- Associated Press - Saturday, May 10, 2014

ANDERSON, S.C. (AP) - Tim Vickery was one proud 15-year-old kid the day that he rode back from Elberton, Ga., sitting atop a 1964 International Farmall tractor.

It was close to 30 years ago now when he made that trip to a dairy farm and bought his first and very own tractor.

“We didn’t have a trailer big enough for it,” Vickery said. “So I drove it all the way home. I was so proud. The tractor still had its work clothes on.”

By “work clothes,” Vickery means that it was not a show tractor. It had been used - for years.
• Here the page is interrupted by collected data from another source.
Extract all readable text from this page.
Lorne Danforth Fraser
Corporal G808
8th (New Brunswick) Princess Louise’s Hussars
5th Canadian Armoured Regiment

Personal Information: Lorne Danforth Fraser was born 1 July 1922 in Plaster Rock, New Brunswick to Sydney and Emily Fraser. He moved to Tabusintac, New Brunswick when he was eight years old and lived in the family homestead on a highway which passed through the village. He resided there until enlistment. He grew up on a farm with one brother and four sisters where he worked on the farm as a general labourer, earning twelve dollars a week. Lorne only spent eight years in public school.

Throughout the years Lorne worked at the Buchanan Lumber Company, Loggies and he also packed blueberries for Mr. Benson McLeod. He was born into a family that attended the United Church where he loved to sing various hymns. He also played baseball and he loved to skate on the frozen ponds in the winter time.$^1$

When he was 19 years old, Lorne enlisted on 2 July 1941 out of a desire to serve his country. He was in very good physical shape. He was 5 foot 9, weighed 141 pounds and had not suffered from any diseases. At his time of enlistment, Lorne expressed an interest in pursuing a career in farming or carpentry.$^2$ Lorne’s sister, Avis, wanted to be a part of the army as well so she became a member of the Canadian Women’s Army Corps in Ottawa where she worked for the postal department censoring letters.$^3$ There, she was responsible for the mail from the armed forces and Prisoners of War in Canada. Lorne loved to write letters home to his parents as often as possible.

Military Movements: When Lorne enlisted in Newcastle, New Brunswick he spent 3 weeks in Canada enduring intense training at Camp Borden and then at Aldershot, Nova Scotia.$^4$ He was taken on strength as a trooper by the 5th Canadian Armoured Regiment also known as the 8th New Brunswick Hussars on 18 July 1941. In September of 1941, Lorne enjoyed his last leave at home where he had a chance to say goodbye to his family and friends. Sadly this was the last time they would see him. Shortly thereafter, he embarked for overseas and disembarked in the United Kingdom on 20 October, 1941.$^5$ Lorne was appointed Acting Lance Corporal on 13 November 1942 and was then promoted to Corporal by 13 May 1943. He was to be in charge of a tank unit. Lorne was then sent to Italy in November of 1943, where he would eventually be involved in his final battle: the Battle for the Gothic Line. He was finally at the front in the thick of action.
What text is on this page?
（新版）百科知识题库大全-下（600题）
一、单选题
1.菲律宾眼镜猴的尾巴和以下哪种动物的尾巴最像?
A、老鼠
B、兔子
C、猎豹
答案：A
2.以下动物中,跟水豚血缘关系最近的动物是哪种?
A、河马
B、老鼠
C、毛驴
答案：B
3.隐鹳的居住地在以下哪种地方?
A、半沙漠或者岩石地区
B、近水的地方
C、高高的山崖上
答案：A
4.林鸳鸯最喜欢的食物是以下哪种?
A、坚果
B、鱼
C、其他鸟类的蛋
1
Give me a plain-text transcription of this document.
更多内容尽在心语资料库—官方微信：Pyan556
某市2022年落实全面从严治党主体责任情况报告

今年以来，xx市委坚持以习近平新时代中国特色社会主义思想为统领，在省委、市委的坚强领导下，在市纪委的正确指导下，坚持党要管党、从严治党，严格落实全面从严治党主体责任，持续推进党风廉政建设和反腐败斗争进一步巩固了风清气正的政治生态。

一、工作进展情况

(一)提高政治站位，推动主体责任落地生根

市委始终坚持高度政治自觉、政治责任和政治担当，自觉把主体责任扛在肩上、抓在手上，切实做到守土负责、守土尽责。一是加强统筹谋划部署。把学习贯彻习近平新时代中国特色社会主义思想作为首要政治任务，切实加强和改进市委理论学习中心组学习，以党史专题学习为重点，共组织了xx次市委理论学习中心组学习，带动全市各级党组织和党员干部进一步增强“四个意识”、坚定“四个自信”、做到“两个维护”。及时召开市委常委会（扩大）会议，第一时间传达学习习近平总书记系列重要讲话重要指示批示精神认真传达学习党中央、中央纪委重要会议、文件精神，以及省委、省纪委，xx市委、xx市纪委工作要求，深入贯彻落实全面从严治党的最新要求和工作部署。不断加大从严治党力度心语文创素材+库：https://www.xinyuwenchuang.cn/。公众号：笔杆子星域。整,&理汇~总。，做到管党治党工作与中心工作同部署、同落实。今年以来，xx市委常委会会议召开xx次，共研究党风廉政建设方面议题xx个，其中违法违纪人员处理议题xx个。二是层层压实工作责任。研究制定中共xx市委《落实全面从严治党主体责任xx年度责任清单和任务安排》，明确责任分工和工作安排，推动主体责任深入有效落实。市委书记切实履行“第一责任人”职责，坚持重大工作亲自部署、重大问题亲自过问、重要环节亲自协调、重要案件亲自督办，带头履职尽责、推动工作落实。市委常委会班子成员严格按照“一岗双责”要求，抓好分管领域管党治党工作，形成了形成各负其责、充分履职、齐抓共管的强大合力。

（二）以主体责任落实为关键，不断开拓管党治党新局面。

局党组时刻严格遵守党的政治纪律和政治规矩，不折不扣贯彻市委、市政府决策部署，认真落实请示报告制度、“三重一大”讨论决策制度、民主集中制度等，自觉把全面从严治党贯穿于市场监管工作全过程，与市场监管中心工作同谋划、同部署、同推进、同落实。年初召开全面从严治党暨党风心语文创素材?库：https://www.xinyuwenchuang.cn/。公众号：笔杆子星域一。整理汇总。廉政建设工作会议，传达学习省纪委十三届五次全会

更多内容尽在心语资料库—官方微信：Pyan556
When it made it back to Anderson County, to the Vickery family farm, it was used again.

“We never got it completely restored,” Vickery said. “We used it to pull the hay baler.”

For him, his first tractor holds the same respect in his memory as another teen’s first car. And that tractor still has a home on his farm.

That’s the way tractor guys are.

You won’t catch them hauling the large machines to a scrapyard. Not a chance. They might recycle old models for parts. But they will fight to keep them from the trash heap.

“When you boil the pot down, we grew up with tractors,” said Pat Carpenter, another tractor enthusiast. “It is something that gets in your blood. It rips my knickers to see one going to the junkyard.”

Vickery, Carpenter and Ronnie Mattison were among those who had some of their prized tractors on display at the Anderson County Fair recently. About 15 to 20 tractors were on display inside the Civic Center of Anderson.

About three-fourths of those tractors were from those three men.

For May, June and then a couple of months in the fall, they will travel across the region - and even as far away as Florida and Indiana - to show off their tractors.

“In two weeks, I will go to a show in Hickory, N.C.,” Carpenter said.

When they are not traveling to tractor shows, they are looking for tractors or restoring them. They go hunting for old ones in barns, fields and have found particular models they were looking for, on sale on the Internet.

They do it because they grew up on farms. They love the big machines.

Like the old, rusty 1935 McCormick Deering Super W30 that Pat Carpenter had on display. He found it through an ad. A man in Bismarck, N.D., was selling it. It is the same type and model tractor that Carpenter’s father had when Carpenter was a boy.

Carpenter grew up on a “wore out, old cotton farm” in Cherryville, N.C. His mother and father married in 1933, at the height of the Great Depression. They worked hard for what they had. They never bought on credit and used things until they absolutely fell apart.

“When we got that first bale of cotton done, mama already had that linoleum picked out for the house,” Carpenter said. “She waited until we had the money. Daddy told us to pick it up from the store on the way back from selling that first cotton.”

So now, that McCormick-Deering tractor he has is the one he treasures the most, he said.

It reminds him of his father, of simpler days and of countless days plowing fields.

“I was some proud boy when that thing came rolling up in the driveway,” Carpenter said.

Same thing for Vickery. The tractors he brought to display at the fair have signs in front of them naming the farm that they are from - Spring Valley Farm - and noting that they are there in memory of his father, Gary Vickery.

One of those tractors is a gray and red 1952 Ford BN tractor that is the same make and model of the one that Vickery’s father used on their beef farm.

“I would have dad’s here, except he wore his slap out,” Vickery said. “That Ford BN was the first tractor dad ever owned. It was his favorite tractor, and he bought it when I was just a little boy.”

Vickery is 44 now. He still operates that beef farm. He does not just show tractors. He still uses them, too.

So does Ronnie Mattison. Two of the tractors he had on display at the fair were covered with dirt - not just dust. One of them that he brought, an orange-colored Model G Allis Chalmers, is one he uses to cultivate the ground for his garden.

He brought a small, yellow, slightly rusty 1961 Cub Cadet, Mattison, too. It belongs to his 10-year-old grandson - showing that tractor guys were first tractor boys.

“He started riding when he was 6,” Mattison said. “My son made an extension for the clutch. And he loves it. Tractors and farming is our hobby. Some guys like to golf. We like tractors.”